Nirsevimab is a long-acting, antiviral monoclonal antibody which binds to the RSV F (fusion) protein and effectively locks the protein into the pre-fusion conformation and thus inhibiting entry of free virions into cells, as well as inhibiting spread of cell-associated virus by cell fusion. The drug is designed for all infants for protection against RSV disease from birth through their first RSV season with a single dose.

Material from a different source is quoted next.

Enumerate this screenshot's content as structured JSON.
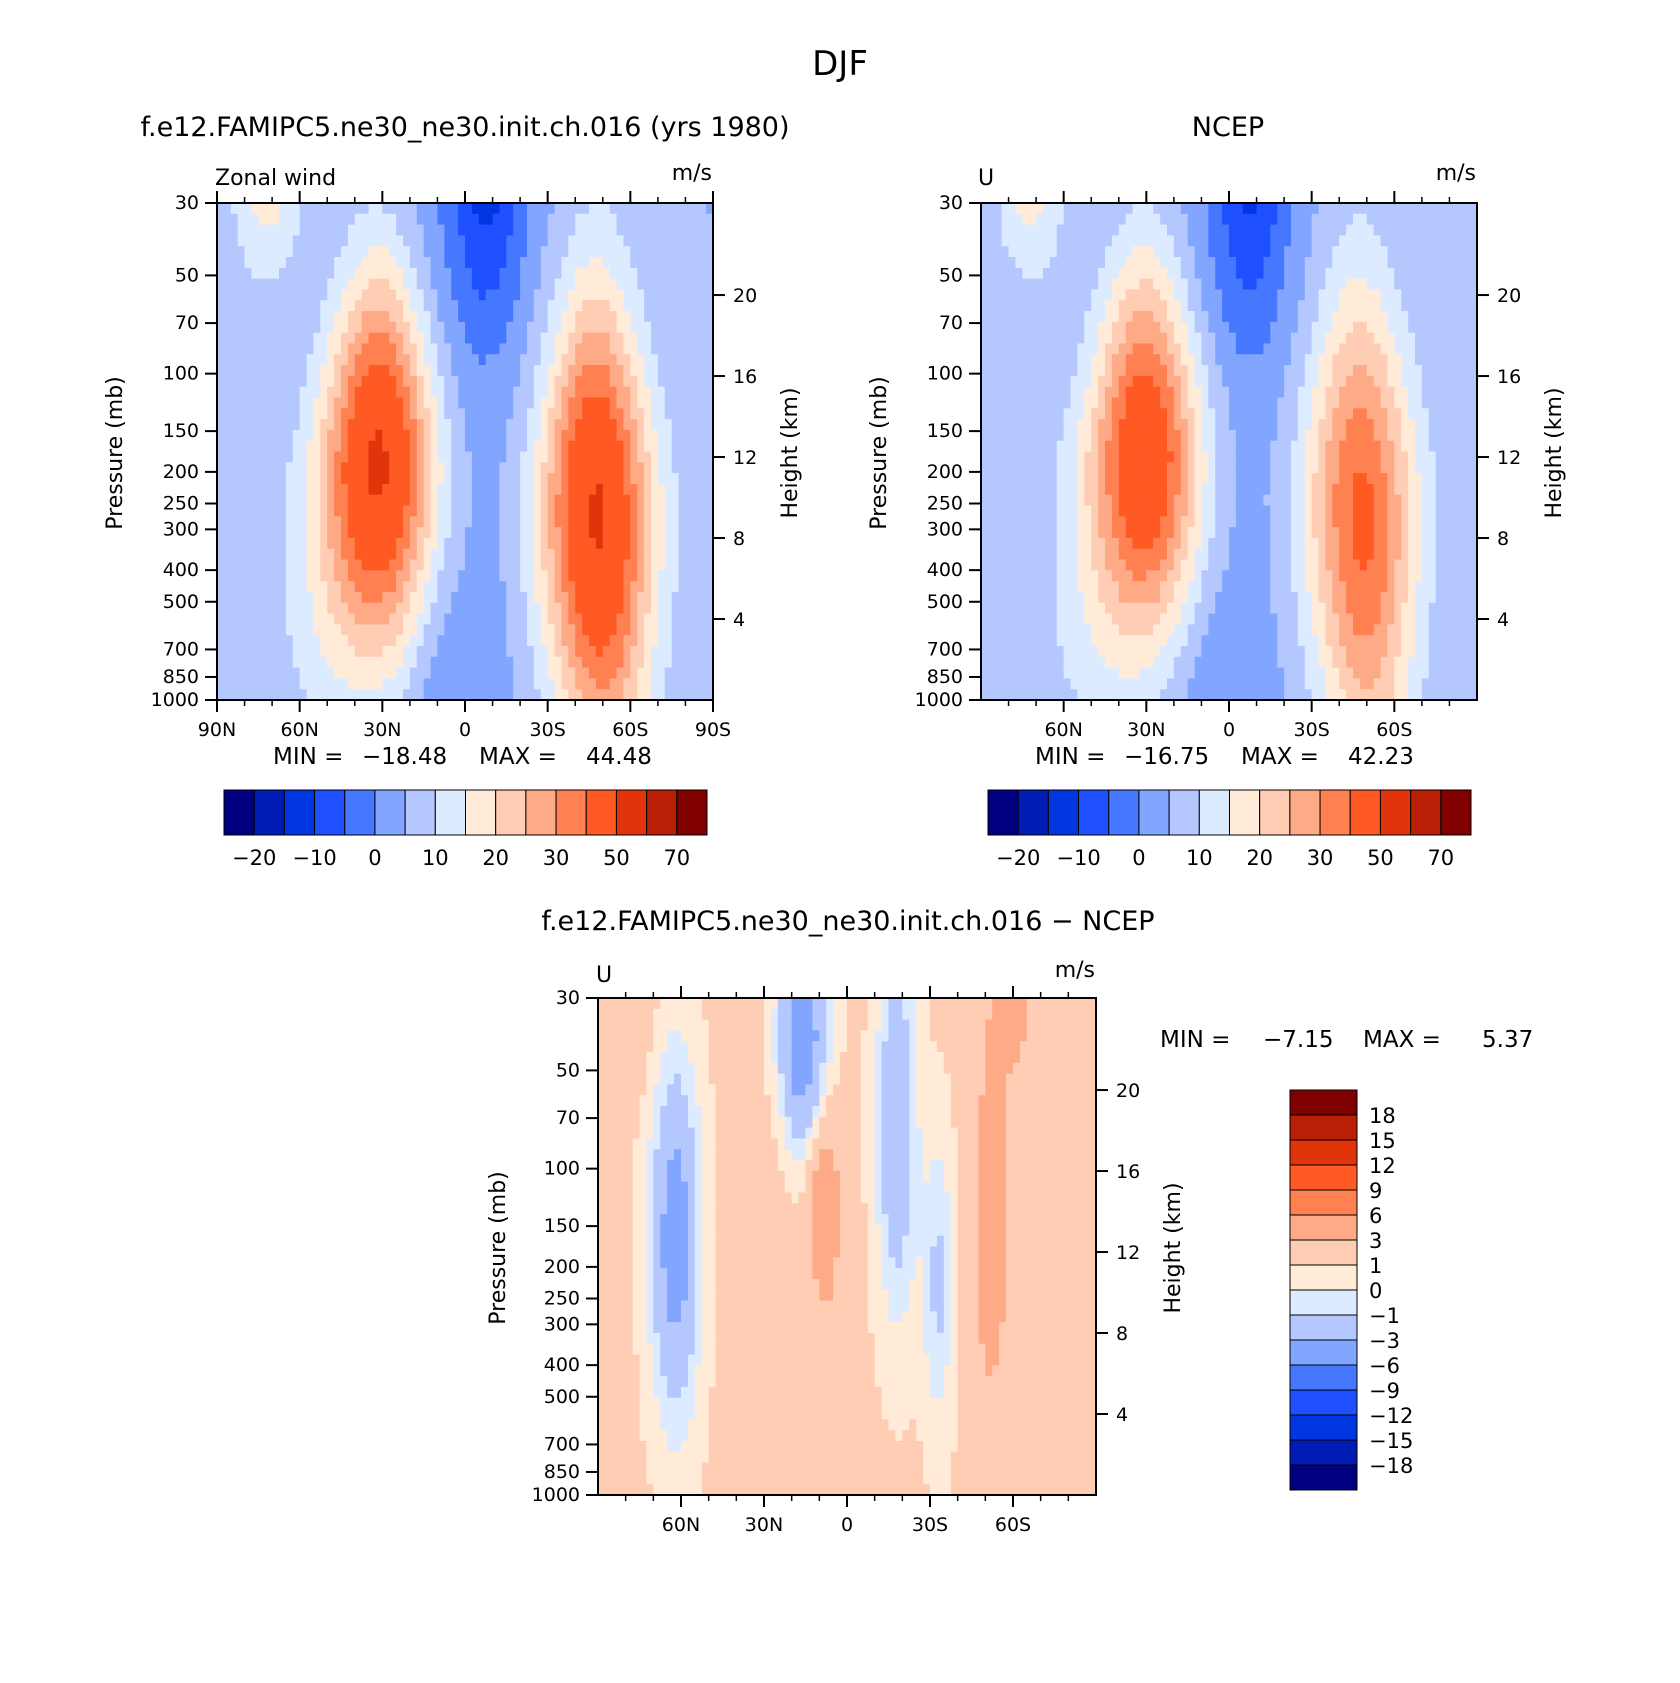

Nirsevimab clinical efficacy
In a phase IIb trial, infants were randomised in a 2:1 ratio to receive nirsevimab, at a dose of 50mg in a single intramuscular injection, or placebo at the start of an RSV season. The results showed that the incidence of medically attended RSV-associated lower respiratory tract infection was 70.1% lower with nirsevimab prophylaxis compared to placebo. Further data came in a second trial in which infants who had been born at a gestational age of at least 35 weeks to receive a single intramuscular injection of nirsevimab or placebo (in a 2:1 ratio) before the start of an RSV season. The primary efficacy end point was medically attended RSV-associated lower respiratory tract infection through 150 days after the injection. Medically attended RSV-associated lower respiratory tract infection occurred in 1.2% of those given nirsevimab 5.0% in the placebo group, corresponding to an efficacy of 74.5% (95% CI 49.6 – 87.1, p < 0.001). Moreover, hospitalisation for RSV-associated lower respiratory tract infection occurred in 0.6% of those given nirsevimab compared to 1.6% in the placebo group. However, this was associated with a lower efficacy (62.1%), and which was not significant (p = 0.07).